How I created this blog
As someone who had no experience in web development, I will admit that the learning curve was steep. I initially built this blog using Jekyll and GitHub Pages, but over time, I found the workflows to be confusing and troublesome. I was running into problems with git errors and gem file updates - things would break for reasons I couldn’t understand and sometimes couldn’t google my way out of. All of these issues were related to a mismatch between the technology and my skillset.
Ultimately, I migrated to the Hugo/blogdown
/Netlify stack and my only regret is that I didn’t do it sooner. It was admittedly a bit of a pain to migrate my files, deal with broken links, and figure out a new folder structure. But since I didn’t have a ton of content it didn’t take long at all.

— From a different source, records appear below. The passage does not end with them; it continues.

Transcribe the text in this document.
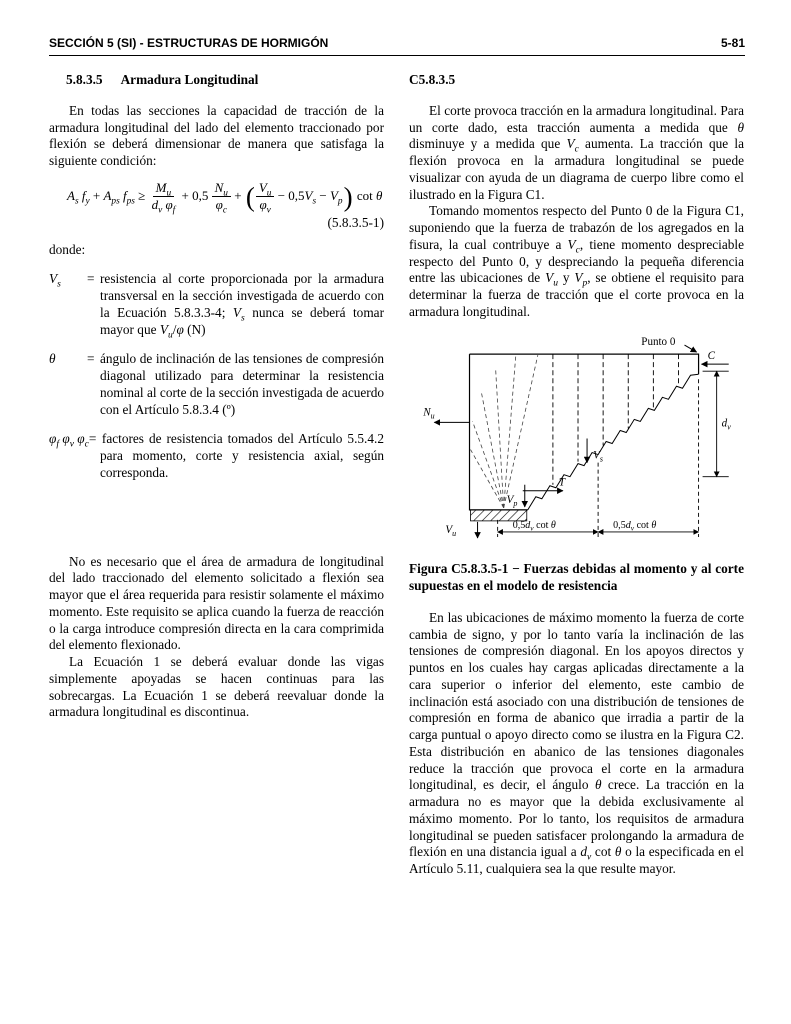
SECCIÓN 5 (SI) - ESTRUCTURAS DE HORMIGÓN	5-81
5.8.3.5 Armadura Longitudinal

En todas las secciones la capacidad de tracción de la armadura longitudinal del lado del elemento traccionado por flexión se deberá dimensionar de manera que satisfaga la siguiente condición:

$A_s$ $f_y + A_{ps}$ $f_{ps} \ge \frac{M_u}{d_v \varphi_f} + 0,5 \frac{N_u}{\varphi_c}$ + ( $\frac{V_u}{\varphi_v} - 0,5V_s - V_p$) cot θ
(5.8.3.5-1)

donde:

$V_s$ = resistencia al corte proporcionada por la armadura transversal en la sección investigada de acuerdo con la Ecuación 5.8.3.3-4; $V_s$ nunca se deberá tomar mayor que $V_u/\varphi$ (N)
θ = ángulo de inclinación de las tensiones de compresión diagonal utilizado para determinar la resistencia nominal al corte de la sección investigada de acuerdo con el Artículo 5.8.3.4 (º)
$\varphi_f$ $\varphi_v$ $\varphi_c=$ factores de resistencia tomados del Artículo 5.5.4.2 para momento, corte y resistencia axial, según corresponda.

No es necesario que el área de armadura de longitudinal del lado traccionado del elemento solicitado a flexión sea mayor que el área requerida para resistir solamente el máximo momento. Este requisito se aplica cuando la fuerza de reacción o la carga introduce compresión directa en la cara comprimida del elemento flexionado.

La Ecuación 1 se deberá evaluar donde las vigas simplemente apoyadas se hacen continuas para las sobrecargas. La Ecuación 1 se deberá reevaluar donde la armadura longitudinal es discontinua.

C5.8.3.5

El corte provoca tracción en la armadura longitudinal. Para un corte dado, esta tracción aumenta a medida que θ disminuye y a medida que $V_c$ aumenta. La tracción que la flexión provoca en la armadura longitudinal se puede visualizar con ayuda de un diagrama de cuerpo libre como el ilustrado en la Figura C1.

Tomando momentos respecto del Punto 0 de la Figura C1, suponiendo que la fuerza de trabazón de los agregados en la fisura, la cual contribuye a $V_c$, tiene momento despreciable respecto del Punto 0, y despreciando la pequeña diferencia entre las ubicaciones de $V_u$ y $V_p$, se obtiene el requisito para determinar la fuerza de tracción que el corte provoca en la armadura longitudinal.

Punto 0
C
$N_u$
$d_v$
$V_s$
T
$V_p$
$V_u$
$0,5d_v$ cot θ	$0,5d_v$ cot θ
Figura C5.8.3.5-1 − Fuerzas debidas al momento y al corte supuestas en el modelo de resistencia

En las ubicaciones de máximo momento la fuerza de corte cambia de signo, y por lo tanto varía la inclinación de las tensiones de compresión diagonal. En los apoyos directos y puntos en los cuales hay cargas aplicadas directamente a la cara superior o inferior del elemento, este cambio de inclinación está asociado con una distribución de tensiones de compresión en forma de abanico que irradia a partir de la carga puntual o apoyo directo como se ilustra en la Figura C2. Esta distribución en abanico de las tensiones diagonales reduce la tracción que provoca el corte en la armadura longitudinal, es decir, el ángulo θ crece. La tracción en la armadura no es mayor que la debida exclusivamente al máximo momento. Por lo tanto, los requisitos de armadura longitudinal se pueden satisfacer prolongando la armadura de flexión en una distancia igual a $d_v$ cot θ o la especificada en el Artículo 5.11, cualquiera sea la que resulte mayor.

If you’re an R-user, and particularly if you don’t have a lot of experience coding in command line, I would highly recommend this approach.
I followed the following tutorials, and didn’t need much else.
- Yihui Xie’s incredibly newbie-friendly
blogdown
book - Rebecca Barter’s excellent guide
- Antoine Soetewey’s equally excellent guide. This blog has so much great content and I’ve found it to be a useful biostats in my own work (I also co-opted the theme used on that site for this blog)
I also set up a redirect from my old Jekyll site on GitHub pages site to this one. This was pretty easy as well. I followed the guide here, but in a nutshell, I just added a redirect.html file to the _layouts folder, pasted in the provided code, and updated the YAML in my index.html (homepage) file with the redirect_to location (the URL of this site). I repeated the process for all the posts - there were not too many so this wasn’t cumbersome, but I’m sure there’s a programmatic way to do this.